The First Antimagnet

From ScienceDaily: researchers design a means of shielding an object from external magnetic fields and preventing internal magnetic fields from escaping; if implemented, it seems like this would be a pretty big find.

Spanish researchers have designed what they believe to be a new type of magnetic cloak, which shields objects from external magnetic fields, while at the same time preventing any magnetic internal fields from leaking outside, making the cloak undetectable…

The antimagnet has been designed to consist of several layers. The inner layer would consist of a superconducting material that would function to stop a magnetic field from leaking outside of the cloak, which would be very useful to cloak certain metals.

A downside to using this material, however, is that it would distort an external magnetic field placed over the cloak, making it detectable, so the device would need to be combined with several outer layers of metamaterials, which have varying levels of magnetic field permeability, to correct this distortion and leave the magnetic field undisturbed.

I might as well give you wikipedia’s description of metamaterials, since they sound awesome:

Metamaterials are artificial materials engineered to have properties that may not be found in nature. Metamaterials usually gain their properties from structure rather than composition, using small inhomogeneities to create effective macroscopic behavior.

The primary research in metamaterials investigates materials with negative refractive index. Negative refractive index materials appear to permit the creation of superlenses which can have a spatial resolution below that of the wavelength. In other work, a form of ‘invisibility’ has been demonstrated at least over a narrow wave band with gradient-index materials. Although the first metamaterials were electromagnetic, acoustic and seismic metamaterials are also areas of active research.

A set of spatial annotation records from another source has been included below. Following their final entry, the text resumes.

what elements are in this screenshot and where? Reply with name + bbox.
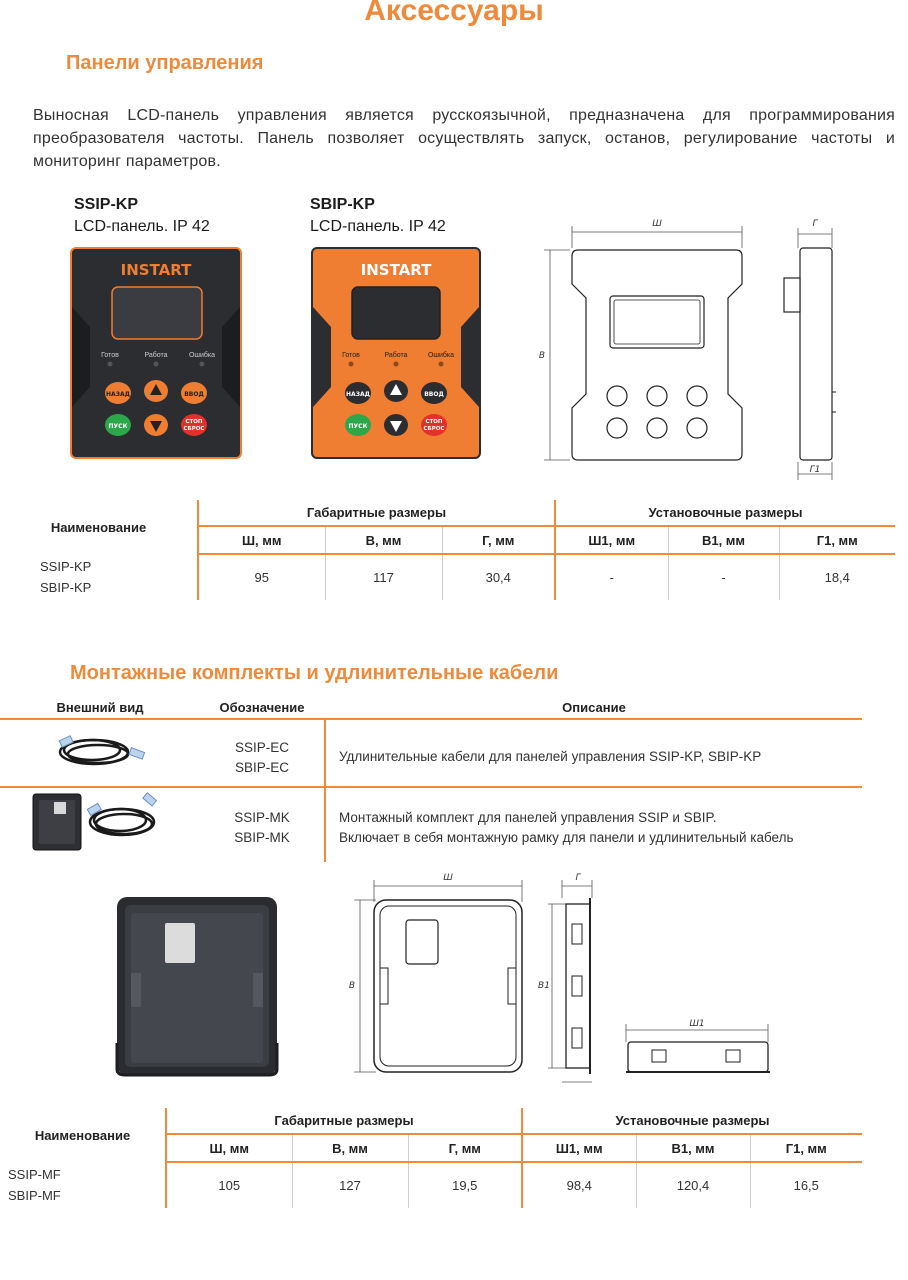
- page-title: Аксессуары: [364, 0, 544, 27]
- cell-value: -: [555, 554, 668, 600]
- table1-col-w: Ш, мм: [198, 526, 325, 554]
- section-title-panels: Панели управления: [66, 52, 264, 74]
- kit-description: Удлинительные кабели для панелей управления SSIP-KP, SBIP-KP: [339, 749, 762, 764]
- kit-description: Монтажный комплект для панелей управления SSIP и SBIP.: [339, 810, 717, 825]
- cell-value: 16,5: [750, 1162, 862, 1208]
- product-caption-ssip: [74, 196, 210, 236]
- led-label-error: Ошибка: [188, 352, 216, 359]
- row-name: SBIP-KP: [40, 580, 92, 595]
- cell-value: 98,4: [522, 1162, 636, 1208]
- cell-value: 95: [198, 554, 325, 600]
- frame-dim-w-label: Ш: [443, 873, 453, 883]
- kits-header-description: Описание: [562, 700, 626, 715]
- btn-enter-label: ВВОД: [424, 391, 444, 398]
- btn-stop-label: СТОП: [425, 419, 443, 425]
- frame-dim-h-label: В: [348, 981, 356, 991]
- cell-value: 117: [325, 554, 442, 600]
- cell-value: 105: [166, 1162, 292, 1208]
- led-label-run: Работа: [384, 352, 408, 359]
- kit-code: SBIP-MK: [234, 830, 290, 845]
- table2-group-overall: Габаритные размеры: [166, 1108, 522, 1134]
- led-label-run: Работа: [144, 352, 168, 359]
- product-subtitle: LCD-панель. IP 42: [74, 218, 210, 235]
- frame-dim-w1-label: Ш1: [689, 1019, 705, 1029]
- product-name: SBIP-KP: [310, 196, 375, 213]
- table2-col-w1: Ш1, мм: [522, 1134, 636, 1162]
- kit-description: Включает в себя монтажную рамку для панели и удлинительный кабель: [339, 830, 794, 845]
- table1-group-mounting: Установочные размеры: [555, 500, 895, 526]
- btn-enter-label: ВВОД: [184, 391, 204, 398]
- mounting-kit-image: [32, 792, 162, 852]
- table2-col-d1: Г1, мм: [750, 1134, 862, 1162]
- panel-dimension-drawing: [530, 212, 850, 492]
- table2-col-d: Г, мм: [408, 1134, 522, 1162]
- dim-h-label: В: [538, 351, 546, 361]
- led-label-ready: Готов: [342, 352, 360, 359]
- kits-table: [0, 694, 862, 864]
- table1-name-header: Наименование: [50, 519, 147, 535]
- cell-value: 18,4: [779, 554, 895, 600]
- frame-dim-d-label: Г: [575, 873, 581, 883]
- kit-code: SSIP-MK: [234, 810, 290, 825]
- btn-back-label: НАЗАД: [106, 391, 130, 398]
- btn-back-label: НАЗАД: [346, 391, 370, 398]
- btn-start-label: ПУСК: [348, 423, 368, 430]
- dim-d1-label: Г1: [809, 465, 821, 475]
- brand-logo: INSTART: [360, 261, 432, 279]
- product-name: SSIP-KP: [74, 196, 139, 213]
- table2-name-header: Наименование: [34, 1127, 131, 1143]
- table1-col-d: Г, мм: [442, 526, 555, 554]
- btn-reset-label: СБРОС: [183, 426, 205, 432]
- cell-value: 19,5: [408, 1162, 522, 1208]
- btn-reset-label: СБРОС: [423, 426, 445, 432]
- table2-group-mounting: Установочные размеры: [522, 1108, 862, 1134]
- cell-value: -: [668, 554, 779, 600]
- table-row: [0, 1162, 862, 1208]
- table1-col-h: В, мм: [325, 526, 442, 554]
- dim-w-label: Ш: [652, 219, 662, 229]
- frame-dim-h1-label: В1: [538, 981, 550, 991]
- row-name: SBIP-MF: [8, 1188, 61, 1203]
- intro-text: Выносная LCD-панель управления является русскоязычной, предназначена для программирования преобразователя частоты. Панель позволяет осуществлять запуск, останов, регулирование частоты и мониторинг параметров.: [33, 107, 895, 170]
- table2-col-w: Ш, мм: [166, 1134, 292, 1162]
- ssip-kp-panel-image: [70, 247, 242, 459]
- frame-dimensions-table: [0, 1108, 862, 1208]
- table1-col-h1: В1, мм: [668, 526, 779, 554]
- row-name: SSIP-MF: [8, 1167, 61, 1182]
- table1-col-w1: Ш1, мм: [555, 526, 668, 554]
- table1-col-d1: Г1, мм: [779, 526, 895, 554]
- row-name: SSIP-KP: [40, 559, 92, 574]
- table-row: [0, 554, 895, 600]
- kit-code: SBIP-EC: [234, 760, 289, 775]
- product-caption-sbip: [310, 196, 446, 236]
- btn-stop-label: СТОП: [185, 419, 203, 425]
- kit-code: SSIP-EC: [234, 740, 289, 755]
- table2-col-h1: В1, мм: [636, 1134, 750, 1162]
- led-label-ready: Готов: [101, 352, 119, 359]
- cell-value: 120,4: [636, 1162, 750, 1208]
- extension-cable-image: [52, 724, 152, 780]
- brand-logo: INSTART: [120, 261, 192, 279]
- panel-dimensions-table: [0, 500, 895, 600]
- kits-header-designation: Обозначение: [219, 700, 305, 715]
- dim-d-label: Г: [812, 219, 818, 229]
- frame-dimension-drawing: [340, 868, 790, 1090]
- kits-header-appearance: Внешний вид: [56, 700, 144, 715]
- mounting-frame-image: [115, 893, 280, 1078]
- sbip-kp-panel-image: [311, 247, 481, 459]
- led-label-error: Ошибка: [427, 352, 455, 359]
- btn-start-label: ПУСК: [108, 423, 128, 430]
- cell-value: 30,4: [442, 554, 555, 600]
- table1-group-overall: Габаритные размеры: [198, 500, 555, 526]
- product-subtitle: LCD-панель. IP 42: [310, 218, 446, 235]
- section-title-kits: Монтажные комплекты и удлинительные кабели: [70, 662, 559, 684]
- cell-value: 127: [292, 1162, 408, 1208]
- table2-col-h: В, мм: [292, 1134, 408, 1162]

So metamaterials are being studied as a means of shielding an object from visible light, and not letting visible light escape from it; this “antimagnet” application is analogous, but presumably uses metamaterials designed for a different aspect of the electromagnetic field. In fact it’s been reported as an “invisibility cloak” in some places, but it seems that the researchers themselves prefer the term antimagnet. 

You would think something like this would come with fantastical proposed applications, but to my dismay it did not; the most prominent one was to shield people’s implants and pacemakers so that they could use MRI machines. Really? That’s great, but these writers did not have their sci-fi thinking caps on. What does this mean for the (distant) future of metal detectors, for example? And as with many discoveries, I trust that smart people will come up with entirely unexpected and phenomenal applications. 

All that being said, I must note that they didn’t actually make an antimagnet, they just designed a theoretical one, although they insist that it’d be relatively easy to make with materials currently available. We’ll see if it goes through.